Experts say militants have also expanded their control over other parts of Pakistan such as in South Punjab, some settled areas of NWFP, and as far south as Karachi. Military analyst Ayesha Siddiqa writes, "South Punjab has become the hub of jihadism" (Newsline). She argues South Punjabi jihadists have been connected with the Afghan jihad since the 1980s and the majority is still engaged in fighting in Afghanistan. Some estimates put between five thousand and nine thousand youth from South Punjab fighting in Afghanistan and Waziristan. According to some experts, the Karachi wing of TTP provides logistics support and recruits new members.

Counterterrorism Challenges
Pakistan's security forces are struggling to confront these domestic militants. As thisBackgrounder points out, efforts are underway to reform the forces, but challenges remain both in terms of willingness to fight some of these militant groups as well as capabilities. Security forces, especially the army and the police, have increasingly become the target for the militant groups. In October 2009, militants attacked the army headquarters in Rawalpindi and held around forty people hostage for over twenty hours, much to the army's embarrassment.
These attacks have heralded a new period in army and ISI relations with many of these militant groups, say analysts. Steve Coll, president of the New America Foundation, a Washington-based think tank, says since the bloody encounter between Pakistan's security forces and militant Islamic students in Islamabad's Red Mosque in 2007, there has been a pattern of some of these groups previously under state patronage, breaking away from the state. He says Pakistan's security establishment is now trying to figure out how to control them.
Most analysts believe that even though the Pakistani army and the ISI are now more willing to go after militant groups, they continue some form of alliance with groups they want to use as a strategic hedge against India and Afghanistan. But Pakistan's security establishment denies these charges. In October 2009, ISI Chief Ahmad Shuja Pasha said: "The ISI is a professional agency and does not have links (DailyTimes) with any militant outfit including the Taliban."
The revelation that Osama bin Laden had been hiding in a compound around the corner from the Pakistan military academy at Kakul--Pakistan's version of West Point--raised new questions about the ISI's committment to counterterrorism. CIA Chief Leon Panetta says the agency ruled out partnering with Pakistan out of concern that Pakistanis "might alert the targets" (TIME), highlighting the deep distrust in the relationship. Both President Asif Ali Zardari and Prime Minister Yousuf Raza Gilani defended Pakistan's military and intelligence services, declaring claims of support for terrorists to be "baseless speculation" (WashPost).

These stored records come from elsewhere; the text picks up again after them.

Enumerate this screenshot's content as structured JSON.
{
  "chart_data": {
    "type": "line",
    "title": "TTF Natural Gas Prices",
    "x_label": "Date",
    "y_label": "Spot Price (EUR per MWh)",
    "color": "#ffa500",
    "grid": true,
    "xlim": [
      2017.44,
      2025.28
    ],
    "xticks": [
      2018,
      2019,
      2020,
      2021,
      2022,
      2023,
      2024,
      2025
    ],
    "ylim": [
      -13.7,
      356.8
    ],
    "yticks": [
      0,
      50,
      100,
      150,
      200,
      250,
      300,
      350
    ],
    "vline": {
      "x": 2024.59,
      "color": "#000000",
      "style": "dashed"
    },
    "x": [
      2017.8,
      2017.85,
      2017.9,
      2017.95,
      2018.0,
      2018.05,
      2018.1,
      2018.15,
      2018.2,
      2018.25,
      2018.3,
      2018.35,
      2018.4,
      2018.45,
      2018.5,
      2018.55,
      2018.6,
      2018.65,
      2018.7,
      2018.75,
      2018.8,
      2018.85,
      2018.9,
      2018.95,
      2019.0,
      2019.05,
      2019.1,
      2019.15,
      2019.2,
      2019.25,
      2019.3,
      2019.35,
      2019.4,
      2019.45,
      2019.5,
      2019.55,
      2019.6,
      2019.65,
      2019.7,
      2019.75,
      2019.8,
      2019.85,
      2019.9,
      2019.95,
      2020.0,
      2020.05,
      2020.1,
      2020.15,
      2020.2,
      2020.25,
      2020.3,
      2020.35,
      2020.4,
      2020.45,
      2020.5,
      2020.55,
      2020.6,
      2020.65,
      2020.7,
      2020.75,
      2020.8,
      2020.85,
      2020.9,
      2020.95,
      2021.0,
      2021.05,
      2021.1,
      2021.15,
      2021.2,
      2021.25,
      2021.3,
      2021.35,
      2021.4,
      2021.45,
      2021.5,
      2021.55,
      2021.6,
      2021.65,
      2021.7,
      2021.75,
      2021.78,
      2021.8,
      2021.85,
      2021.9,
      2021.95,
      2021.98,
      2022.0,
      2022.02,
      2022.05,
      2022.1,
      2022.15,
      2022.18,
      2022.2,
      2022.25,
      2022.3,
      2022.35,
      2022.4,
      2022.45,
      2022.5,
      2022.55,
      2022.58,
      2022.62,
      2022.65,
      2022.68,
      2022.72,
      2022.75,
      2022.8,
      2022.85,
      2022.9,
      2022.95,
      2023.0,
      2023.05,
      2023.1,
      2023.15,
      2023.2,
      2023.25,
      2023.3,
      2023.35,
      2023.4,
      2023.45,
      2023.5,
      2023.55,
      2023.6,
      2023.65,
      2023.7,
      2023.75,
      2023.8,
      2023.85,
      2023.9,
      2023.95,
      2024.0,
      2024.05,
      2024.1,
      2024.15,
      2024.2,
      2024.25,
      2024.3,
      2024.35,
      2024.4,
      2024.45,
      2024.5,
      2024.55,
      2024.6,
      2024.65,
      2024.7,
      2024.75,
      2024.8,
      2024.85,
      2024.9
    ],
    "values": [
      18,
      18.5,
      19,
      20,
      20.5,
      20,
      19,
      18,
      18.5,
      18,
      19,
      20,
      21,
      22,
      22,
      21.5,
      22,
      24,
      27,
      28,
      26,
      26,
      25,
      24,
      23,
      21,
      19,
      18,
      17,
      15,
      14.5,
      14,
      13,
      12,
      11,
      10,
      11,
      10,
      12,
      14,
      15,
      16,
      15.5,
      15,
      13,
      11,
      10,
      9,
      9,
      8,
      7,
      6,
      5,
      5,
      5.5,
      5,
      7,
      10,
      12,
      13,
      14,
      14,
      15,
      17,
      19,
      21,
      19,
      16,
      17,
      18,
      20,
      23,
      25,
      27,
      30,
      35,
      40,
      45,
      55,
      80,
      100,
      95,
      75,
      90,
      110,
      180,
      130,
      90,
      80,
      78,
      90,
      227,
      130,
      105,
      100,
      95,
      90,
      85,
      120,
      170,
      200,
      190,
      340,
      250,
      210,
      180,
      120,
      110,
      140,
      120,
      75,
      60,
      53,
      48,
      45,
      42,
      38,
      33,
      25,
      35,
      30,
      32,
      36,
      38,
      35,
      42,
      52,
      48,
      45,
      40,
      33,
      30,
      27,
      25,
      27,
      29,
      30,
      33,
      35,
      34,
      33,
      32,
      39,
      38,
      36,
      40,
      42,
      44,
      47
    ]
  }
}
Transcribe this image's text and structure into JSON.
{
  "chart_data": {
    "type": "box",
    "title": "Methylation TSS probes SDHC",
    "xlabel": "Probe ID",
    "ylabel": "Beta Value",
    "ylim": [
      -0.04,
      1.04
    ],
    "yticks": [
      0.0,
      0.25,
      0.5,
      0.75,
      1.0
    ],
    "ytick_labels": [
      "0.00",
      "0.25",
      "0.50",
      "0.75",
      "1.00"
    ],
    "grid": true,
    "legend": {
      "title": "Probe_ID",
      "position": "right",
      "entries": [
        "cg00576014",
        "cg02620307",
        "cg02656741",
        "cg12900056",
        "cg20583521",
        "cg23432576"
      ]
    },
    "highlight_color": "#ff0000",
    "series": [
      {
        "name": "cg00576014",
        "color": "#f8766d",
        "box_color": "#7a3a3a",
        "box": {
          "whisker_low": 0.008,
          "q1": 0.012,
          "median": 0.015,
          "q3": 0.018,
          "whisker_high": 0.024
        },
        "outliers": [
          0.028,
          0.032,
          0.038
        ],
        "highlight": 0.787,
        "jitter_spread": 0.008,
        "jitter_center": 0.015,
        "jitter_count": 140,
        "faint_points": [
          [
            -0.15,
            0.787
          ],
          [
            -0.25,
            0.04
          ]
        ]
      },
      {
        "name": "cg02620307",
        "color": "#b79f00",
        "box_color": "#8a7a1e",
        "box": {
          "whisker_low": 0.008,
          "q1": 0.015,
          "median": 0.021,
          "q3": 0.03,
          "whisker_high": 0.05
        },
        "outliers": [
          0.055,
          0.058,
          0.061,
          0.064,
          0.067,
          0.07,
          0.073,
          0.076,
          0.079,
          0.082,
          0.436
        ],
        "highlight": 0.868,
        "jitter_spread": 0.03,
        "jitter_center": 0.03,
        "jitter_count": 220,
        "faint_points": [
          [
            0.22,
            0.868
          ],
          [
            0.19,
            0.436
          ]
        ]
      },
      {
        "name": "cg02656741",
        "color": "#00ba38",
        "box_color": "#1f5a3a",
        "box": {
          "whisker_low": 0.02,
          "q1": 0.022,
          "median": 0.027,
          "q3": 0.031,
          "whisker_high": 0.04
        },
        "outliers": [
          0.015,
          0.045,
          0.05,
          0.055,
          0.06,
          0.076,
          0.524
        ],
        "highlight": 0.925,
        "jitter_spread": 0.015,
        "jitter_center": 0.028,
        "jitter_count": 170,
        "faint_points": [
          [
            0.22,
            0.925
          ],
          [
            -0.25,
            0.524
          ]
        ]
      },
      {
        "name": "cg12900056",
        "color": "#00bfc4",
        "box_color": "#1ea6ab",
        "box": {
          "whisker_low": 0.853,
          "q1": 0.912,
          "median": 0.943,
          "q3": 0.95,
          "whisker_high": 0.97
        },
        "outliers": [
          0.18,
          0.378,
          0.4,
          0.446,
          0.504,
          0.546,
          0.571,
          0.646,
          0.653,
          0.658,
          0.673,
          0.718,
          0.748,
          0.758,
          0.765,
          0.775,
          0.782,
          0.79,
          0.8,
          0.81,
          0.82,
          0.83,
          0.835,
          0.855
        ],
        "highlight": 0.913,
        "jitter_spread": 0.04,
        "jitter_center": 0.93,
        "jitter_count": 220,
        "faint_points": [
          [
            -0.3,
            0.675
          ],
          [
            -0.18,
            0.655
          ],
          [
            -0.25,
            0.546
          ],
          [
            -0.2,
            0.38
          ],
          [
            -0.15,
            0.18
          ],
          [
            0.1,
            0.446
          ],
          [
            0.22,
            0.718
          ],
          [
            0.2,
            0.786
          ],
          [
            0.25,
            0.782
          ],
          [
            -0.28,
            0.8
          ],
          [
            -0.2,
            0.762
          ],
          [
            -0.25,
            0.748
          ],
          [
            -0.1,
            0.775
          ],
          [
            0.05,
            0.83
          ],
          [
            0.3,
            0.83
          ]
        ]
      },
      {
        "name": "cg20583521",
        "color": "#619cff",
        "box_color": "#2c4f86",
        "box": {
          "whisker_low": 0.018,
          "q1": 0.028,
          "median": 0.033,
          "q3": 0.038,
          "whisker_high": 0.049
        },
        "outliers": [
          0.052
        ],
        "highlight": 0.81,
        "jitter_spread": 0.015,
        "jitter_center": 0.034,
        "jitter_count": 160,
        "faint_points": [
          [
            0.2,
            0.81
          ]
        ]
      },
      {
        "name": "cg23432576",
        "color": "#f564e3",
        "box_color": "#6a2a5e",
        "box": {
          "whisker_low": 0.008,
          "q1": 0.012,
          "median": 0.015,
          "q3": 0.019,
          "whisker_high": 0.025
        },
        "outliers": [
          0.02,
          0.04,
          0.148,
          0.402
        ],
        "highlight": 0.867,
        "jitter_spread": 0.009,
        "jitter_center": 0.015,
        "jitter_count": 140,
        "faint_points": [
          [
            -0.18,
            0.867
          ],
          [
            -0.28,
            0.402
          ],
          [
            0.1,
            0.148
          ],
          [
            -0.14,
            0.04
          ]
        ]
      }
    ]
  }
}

The prospect of further deteriorating relations is concerning to both countries, but it remains to be seen whether mutual need will be enough to keep the relationship alive. "Pakistan needs the U.S. for its economic aid, and Washington needs Islamabad to continue its fight against terrorism and because it is home to the most important routes supplying the war in Afghanistan," writes Susanne Koelbl in Germany's Der Spiegel.